B.  Conditions au Honduras

[10]  En l’espèce, il est utile d’exposer d’emblée le contenu de la preuve objective sur la situation dans le pays ainsi que les profils de risque propres au Honduras. Comme l’a admis l’avocat du défendeur à l’audience, [TRADUCTION] « la situation est très mauvaise au Honduras en ce moment », et [TRADUCTION] « le Honduras n’est pas un endroit à visiter ». À en croire les renseignements figurant dans le cartable national de documentation (CND), il est possible que ces admissions soient même en deçà de la vérité.

[11]  Comme le fait remarquer le demandeur, le CND de la Commission de l’immigration et du statut de réfugié (CISR) renferme 1 395 pages de documents publics qui traitent des conditions dans le pays, et parmi lesquels figure un rapport de mission d’étude daté de février 2018. Il est noté dans ce document que « [l]e Honduras est […] considéré comme l’un des pays les plus violents parmi ceux qui ne sont pas en guerre » (sous la rubrique « Aperçu »). Par ailleurs, « des dirigeants sociaux, des militants étudiants et des journalistes subissent de l’intimidation de la part de représentants de l’État et d’organisations criminelles », tandis que les activistes politiques et ceux qui luttent contre la corruption sont traités de manière semblable. Le rapport de mission d’étude mentionne également que les jeunes au Honduras doivent souvent choisir entre adhérer à des gangs de rue ou prendre la fuite, ce qui amène certains parents à confiner leurs enfants à la maison. Toujours d’après le rapport, les enquêtes criminelles sont inefficaces, et la population se méfie du système de justice. De surcroît, il est rapporté que le gouvernement est de connivence avec des organisations criminelles, y compris des gangs. Enfin, on peut lire dans le rapport de mission d’étude qu’« un nombre élevé de rapatriés ont été tués peu de temps après leur retour au Honduras ».

[12]  Un autre document contenu dans le CND confirme que [traduction] « les garçons et les jeunes hommes [au Salvador et au Honduras] continuent d’être recrutés de force par des gangs », et que ceux fuyant le Honduras ne croient pas que les autorités puissent les protéger, ce qui n’est pas surprenant au vu de [TRADUCTION] « l’impunité [qui y] demeure la règle » (Amnistie Internationale, Un retour difficile : Le rôle du Guatemala, du Honduras et du Salvador dans une crise des réfugiés de plus en plus grave, Londres, R.‑U. : Amnesty International Ltd., 2016, aux pp. 17 et 22 [Un retour difficile]). Ce document indique aussi que la police nationale hondurienne [TRADUCTION] « est en train d’être soumise à une épuration de plus », à l’issue de laquelle plus de cent officiers haut gradés ont été congédiés en raison d’accusations de corruption (Un retour difficile, précité, à la p. 22).

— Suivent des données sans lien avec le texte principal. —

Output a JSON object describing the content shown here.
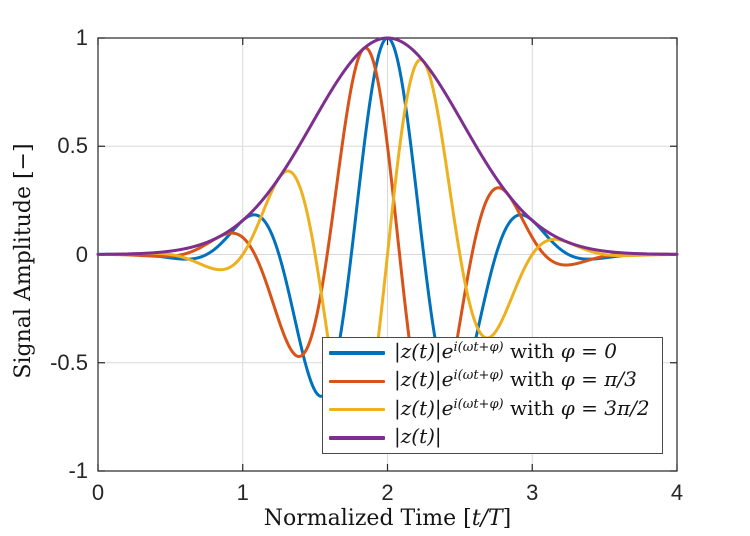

[13]  Un autre document mentionne qu’au Honduras, comme dans de nombreux autres États dans le monde, la corruption [TRADUCTION] « constitue le système d’opération de réseaux sophistiqués qui relient les secteurs public et privé et les criminels purs et durs ». On y ajoute que [TRADUCTION] « [l]a corruption est intégrée au fonctionnement des institutions de ces pays » (Sarah Chayes, When Corruption is the Operating System : The Case of Honduras [La corruption comme système d’opération : Le cas du Honduras] (Washington, D.C., Dotation Carnegie pour la paix internationale, 2017, aux p. 3 et 4). Un dernier document pertinent fait état de menaces et d’attaques ciblant, entre autres, des activistes du parti Liberté et leurs familles (Haut Commissariat des Nations Unies pour les réfugiés, Eligibility Guidelines for Assessing the International Protection Needs of Asylum‑Seekers from Honduras [Principes directeurs relatifs à l’évaluation des besoins de protection internationale des demandeurs d’asile originaires du Honduras], UN Doc HCR/EG/HND/16/03, 27 juillet 2016, aux p. 59 et 60).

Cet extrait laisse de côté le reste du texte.